DPA user authentication
DPA offers the user authentication options described in the following sections.
AD and LDAP
DPA supports Active Directory (AD) and Lightweight Directory Access Protocol (LDAP) authentication. Using your existing authentication infrastructure eliminates the need to duplicate your user accounts in DPA. After you configure AD or LDAP authentication, users can log in with their domain account or a custom user account created by DPA.
AD user authentication
DPA integrates with Windows Active Directory (AD). DPA uses the security group information from AD to assign permissions to groups. To configure DPA user authentication and permissions using AD, see Configure Active Directory or LDAP.
If your repository database is Azure SQL and you are monitoring one or more Azure SQL databases, you can use Azure AD authentication in DPA. To configure DPA user authentication and permissions using Azure AD, see Use Azure AD authentication in DPA.
LDAP user authentication
DPA integrates with most LDAP implementations to assign permissions to groups. To configure DPA user authentication and permissions using LDAP, see Configure Active Directory or LDAP.

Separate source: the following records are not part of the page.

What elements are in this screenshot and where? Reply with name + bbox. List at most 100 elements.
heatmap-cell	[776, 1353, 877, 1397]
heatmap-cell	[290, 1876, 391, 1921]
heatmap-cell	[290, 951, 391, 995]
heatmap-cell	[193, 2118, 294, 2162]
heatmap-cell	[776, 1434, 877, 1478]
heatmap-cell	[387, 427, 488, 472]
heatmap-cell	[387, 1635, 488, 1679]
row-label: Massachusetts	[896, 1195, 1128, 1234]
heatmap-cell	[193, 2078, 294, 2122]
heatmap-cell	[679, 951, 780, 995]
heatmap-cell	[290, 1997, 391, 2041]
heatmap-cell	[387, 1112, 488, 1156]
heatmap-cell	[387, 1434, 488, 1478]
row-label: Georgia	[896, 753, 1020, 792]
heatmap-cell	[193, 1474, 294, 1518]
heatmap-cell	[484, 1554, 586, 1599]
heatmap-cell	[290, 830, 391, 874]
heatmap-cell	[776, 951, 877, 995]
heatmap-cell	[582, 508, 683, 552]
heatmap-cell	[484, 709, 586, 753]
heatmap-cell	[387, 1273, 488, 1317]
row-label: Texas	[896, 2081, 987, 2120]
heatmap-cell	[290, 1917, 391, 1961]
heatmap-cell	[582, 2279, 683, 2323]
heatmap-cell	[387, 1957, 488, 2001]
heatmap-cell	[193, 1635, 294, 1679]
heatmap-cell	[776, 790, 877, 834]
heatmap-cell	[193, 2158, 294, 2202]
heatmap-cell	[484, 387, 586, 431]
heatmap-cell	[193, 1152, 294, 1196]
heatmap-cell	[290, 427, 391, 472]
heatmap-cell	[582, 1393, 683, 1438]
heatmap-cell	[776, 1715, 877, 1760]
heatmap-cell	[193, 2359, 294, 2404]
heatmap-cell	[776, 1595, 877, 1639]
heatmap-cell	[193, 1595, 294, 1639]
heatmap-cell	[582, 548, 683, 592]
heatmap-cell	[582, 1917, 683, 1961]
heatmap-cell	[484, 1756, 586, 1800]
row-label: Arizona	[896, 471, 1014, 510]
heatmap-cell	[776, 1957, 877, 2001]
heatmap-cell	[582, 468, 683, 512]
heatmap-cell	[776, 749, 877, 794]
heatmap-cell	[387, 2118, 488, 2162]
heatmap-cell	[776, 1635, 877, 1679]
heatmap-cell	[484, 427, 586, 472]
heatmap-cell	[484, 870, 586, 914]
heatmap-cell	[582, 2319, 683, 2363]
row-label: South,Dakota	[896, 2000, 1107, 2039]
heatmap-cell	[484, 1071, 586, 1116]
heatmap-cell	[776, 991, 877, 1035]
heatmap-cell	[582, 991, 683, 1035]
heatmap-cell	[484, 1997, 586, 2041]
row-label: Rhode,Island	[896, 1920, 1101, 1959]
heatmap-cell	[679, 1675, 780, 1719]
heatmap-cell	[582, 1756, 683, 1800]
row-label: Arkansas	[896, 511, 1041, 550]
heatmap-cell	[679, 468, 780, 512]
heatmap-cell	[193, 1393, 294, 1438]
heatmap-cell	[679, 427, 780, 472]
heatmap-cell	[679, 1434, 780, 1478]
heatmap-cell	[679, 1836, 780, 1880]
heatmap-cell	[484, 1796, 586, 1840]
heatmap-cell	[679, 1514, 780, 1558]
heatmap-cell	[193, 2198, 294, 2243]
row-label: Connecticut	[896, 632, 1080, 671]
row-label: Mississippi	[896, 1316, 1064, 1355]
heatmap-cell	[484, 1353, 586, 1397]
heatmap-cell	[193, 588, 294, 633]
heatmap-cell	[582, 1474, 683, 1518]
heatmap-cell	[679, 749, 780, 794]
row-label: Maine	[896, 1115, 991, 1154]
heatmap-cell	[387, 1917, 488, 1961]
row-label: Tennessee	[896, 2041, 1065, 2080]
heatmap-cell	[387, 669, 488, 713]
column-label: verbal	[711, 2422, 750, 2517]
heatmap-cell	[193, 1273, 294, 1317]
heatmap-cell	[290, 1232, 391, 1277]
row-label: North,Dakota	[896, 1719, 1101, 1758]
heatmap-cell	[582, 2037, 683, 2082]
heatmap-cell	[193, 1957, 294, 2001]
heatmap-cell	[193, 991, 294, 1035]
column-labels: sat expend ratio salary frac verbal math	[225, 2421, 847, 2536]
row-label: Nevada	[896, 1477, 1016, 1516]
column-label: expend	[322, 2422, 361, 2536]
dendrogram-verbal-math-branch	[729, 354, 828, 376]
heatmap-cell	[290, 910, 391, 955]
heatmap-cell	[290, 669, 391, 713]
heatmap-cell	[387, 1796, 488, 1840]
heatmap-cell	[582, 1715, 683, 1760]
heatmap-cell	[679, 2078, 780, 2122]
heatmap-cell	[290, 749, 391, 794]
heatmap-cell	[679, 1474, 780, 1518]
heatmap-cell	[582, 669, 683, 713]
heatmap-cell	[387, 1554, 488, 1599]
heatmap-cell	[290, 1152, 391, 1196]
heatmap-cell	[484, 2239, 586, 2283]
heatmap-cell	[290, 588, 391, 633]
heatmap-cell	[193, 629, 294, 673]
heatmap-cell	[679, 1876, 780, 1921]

Using single sign-on (SSO), your AD users can log in to DPA without re-entering the domain credentials they used to log in to their operating system. Before you configure DPA for SSO, configure DPA for AD authentication.
Common Access Cards
You can use a Common Access Card (CAC) to log in to Windows and DPA. Before using a CAC, configure DPA for AD, and then for SSO as described in the sections above.
SAML authentication in DPA offers single sign-on (SSO) and the opportunity to use different credential storage or multifactor authentications using third-party providers like Okta, Azure AD, or Keycloak.
What is SAML?
The Security Assertion Markup Language (SAML) is an open standard for exchanging authentication and authorization data between an identity provider (IdP) and a service provider (SP). The most common use of SAML is web browser single sign-on (SSO). DPA supports SAML 2.0.
Authentication is determining that the users are who they claim to be. Authorization is determining if users have the right to access certain systems or content.